In my experience, most person’s first thought when they hear “The ADA” is blended curbs, braille signage, or other physical adaptations for those with disabilities. That makes sense – these are the most visible changes the ADA helped usher in. These are the things that the general public encounter on a daily basis. The ADA made them a reality.

Architectural barriers are the physical characteristics of public accommodation that can impair a disabled person’s access. The ADA targets these architectural barriers.  As just one example, regulations under the ADA’s title III require a specific height for cash register countertops to ensure they can be accessed by customers in wheelchairs. The regulations address a wide range of specific situations.

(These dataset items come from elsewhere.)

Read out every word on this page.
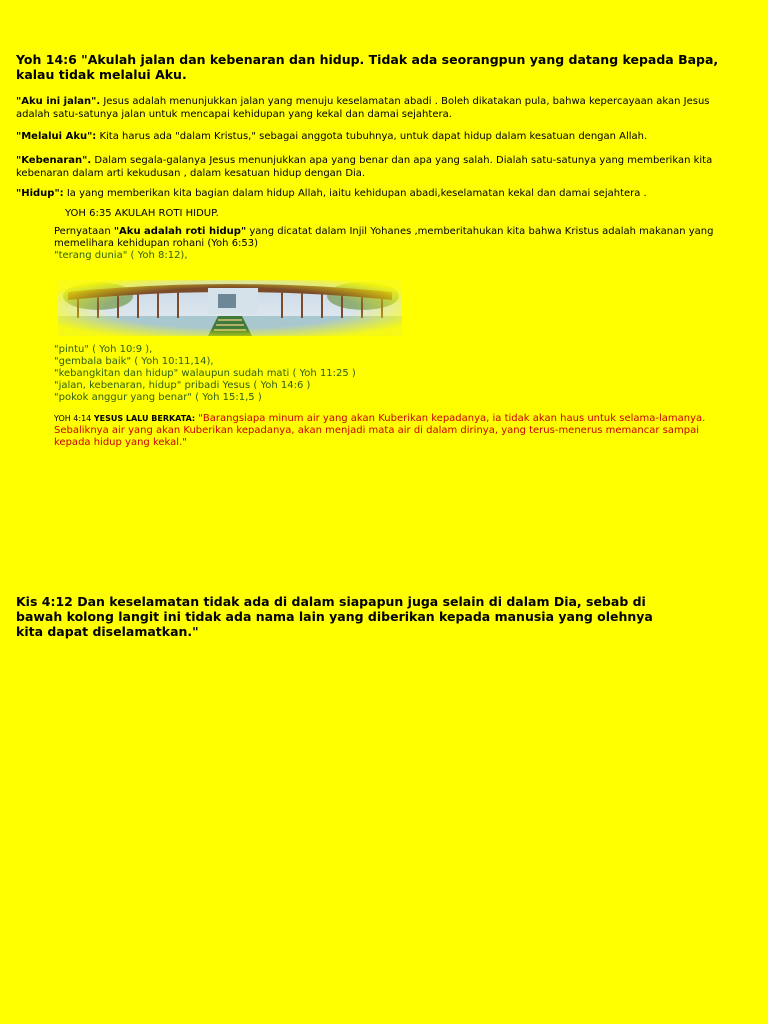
Yoh 14:6 "Akulah jalan dan kebenaran dan hidup. Tidak ada seorangpun yang datang kepada Bapa, kalau tidak melalui Aku.
"Aku ini jalan". Jesus adalah menunjukkan jalan yang menuju keselamatan abadi . Boleh dikatakan pula, bahwa kepercayaan akan Jesus adalah satu-satunya jalan untuk mencapai kehidupan yang kekal dan damai sejahtera.
"Melalui Aku": Kita harus ada "dalam Kristus," sebagai anggota tubuhnya, untuk dapat hidup dalam kesatuan dengan Allah.
"Kebenaran". Dalam segala-galanya Jesus menunjukkan apa yang benar dan apa yang salah. Dialah satu-satunya yang memberikan kita kebenaran dalam arti kekudusan , dalam kesatuan hidup dengan Dia.
"Hidup": Ia yang memberikan kita bagian dalam hidup Allah, iaitu kehidupan abadi,keselamatan kekal dan damai sejahtera .
YOH 6:35 AKULAH ROTI HIDUP.
Pernyataan "Aku adalah roti hidup" yang dicatat dalam Injil Yohanes ,memberitahukan kita bahwa Kristus adalah makanan yang
memelihara kehidupan rohani (Yoh 6:53)
"terang dunia" ( Yoh 8:12),
"pintu" ( Yoh 10:9 ),
"gembala baik" ( Yoh 10:11,14),
"kebangkitan dan hidup" walaupun sudah mati ( Yoh 11:25 )
"jalan, kebenaran, hidup" pribadi Yesus ( Yoh 14:6 )
"pokok anggur yang benar" ( Yoh 15:1,5 )
YOH 4:14 YESUS LALU BERKATA: "Barangsiapa minum air yang akan Kuberikan kepadanya, ia tidak akan haus untuk selama-lamanya. Sebaliknya air yang akan Kuberikan kepadanya, akan menjadi mata air di dalam dirinya, yang terus-menerus memancar sampai kepada hidup yang kekal."
Kis 4:12 Dan keselamatan tidak ada di dalam siapapun juga selain di dalam Dia, sebab di bawah kolong langit ini tidak ada nama lain yang diberikan kepada manusia yang olehnya kita dapat diselamatkan."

When a structure has an architectural barrier that violates the ADA, there are factors that determine if, and how, it should be removed. The most important consideration is the date the building was constructed. The ADA’s architectural requirements are dependent on this date. For structures built before 1992, the ADA and its regulations require the owner or operator  to remove architectural barriers under the standard of what is “readily achievable.” “readily achievable” means: “easily accomplishable and able to be carried out without much difficulty or expense.” Examples of readily achievable barrier removal include adding ramps to stairs, rearranging shelf displays to make goods reachable for customers using wheelchairs, and moving tables to create additional space. For new construction after 1992, including alterations that affect the way public accommodation is used, compliance is determined by referencing the applicable architectural regulations. In other words, all construction after 1992 that creates a new structure, or changes the way an old structure is used, must fully comply with the ADA.

These rules and regulations have not put a stop to architectural barriers. I can say from personal experience there are countless buildings around the city of Chicago, (including courthouses), that do not have the braille signage they are required to have. This has made it difficult for me to locate specific courtrooms or offices. It is important that we do not consider the work of building an accessible society to be done. It is far from it. The Americans with Disabilities Act gives us more tools to get the job done, it is up to us to wield them.